The quality of “free food” The quality of food served in some schools in the region is so dry of quality that it is said the soup prepared is oftentimes so light and transparent that one can see the bottom of the big pot from the top of the soup. Some refer to the soup as "the dead sea" because there is not even a dry fish in it.

Whilst there are residents who appreciate the continuous addition of beneficiary schools to the programme, a number of people are not enthused about the expansion due to what they describe as poor quality of food fed to schoolchildren in the region.

At present, three hundred and fifty (350) schools among the seven hundred and twelve (712) basic schools in the region are said to be on the school-feeding list.

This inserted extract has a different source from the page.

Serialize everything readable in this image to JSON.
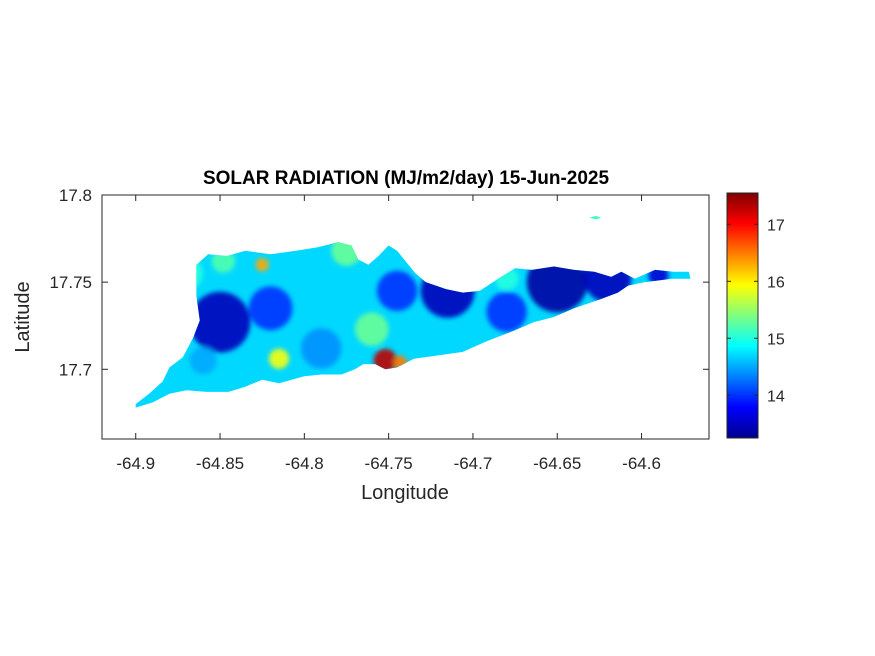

The programme was introduced to help boost up enrollment particularly in rural areas, to provide ready market for locally produced foodstuff in the country to beneficiary communities, to create job opportunities for individuals and groups in the catering industry and to reduce poverty by reducing the financial burdens borne by deprived households in providing lunch for their children.

Group petitions President, others The group has petitioned President John Dramani Mahama, the Ministry of Local Government and Rural Development, the Ministry of Gender, Children and Social Protection as well as the Bureau of National Investigations (BNI) and the GSFP to “initiate a high-powered investigation into the implementation of the school feeding programme in the Garu-Tempane District to unravel the mystery surrounding these five schools in whose names monies were unduly paid to caterers for periods the schools were not even aware that they were beneficiaries of the programme”.

Caterers paying back in bits The head-teacher of one of the “ghost schools”, Abilatega Primary, Bartholomew Asore, when contacted told Starr News that his school was added to the school feeding programme only in January, this year and that one Mamata Ibrahim, not Paulina Atigah, had been responsible for catering services at the school.

Paulina Atigah told Starr News in a telephone interview she realised the undue payment in December 2015, and soon after notified the GSFP desk officer at Garu, whose name she only mentioned as Andani and also said to be on transfer, about the anomaly. The assembly, she said, wrote to her in February, this year, and the Upper East Regional Secretariat of the GSFP did same, that she should refund the money. But in what appears she might have expended the money before she was asked to reimburse, she told Starr News she was paying the money back in bits and that she had paid back only forty-six thousand Ghana cedis (Gh¢46,000.00) so far.

Contacts to Gladys Fumira Laar as well as those to the rest of the “ghost schools” were not available as of the time of filing this report. The DCE and the Upper East Regional Coordinator of the GSFP, Donatus Akamugre, as of the same time, also could not be reached through their mobile contacts known to Starr News.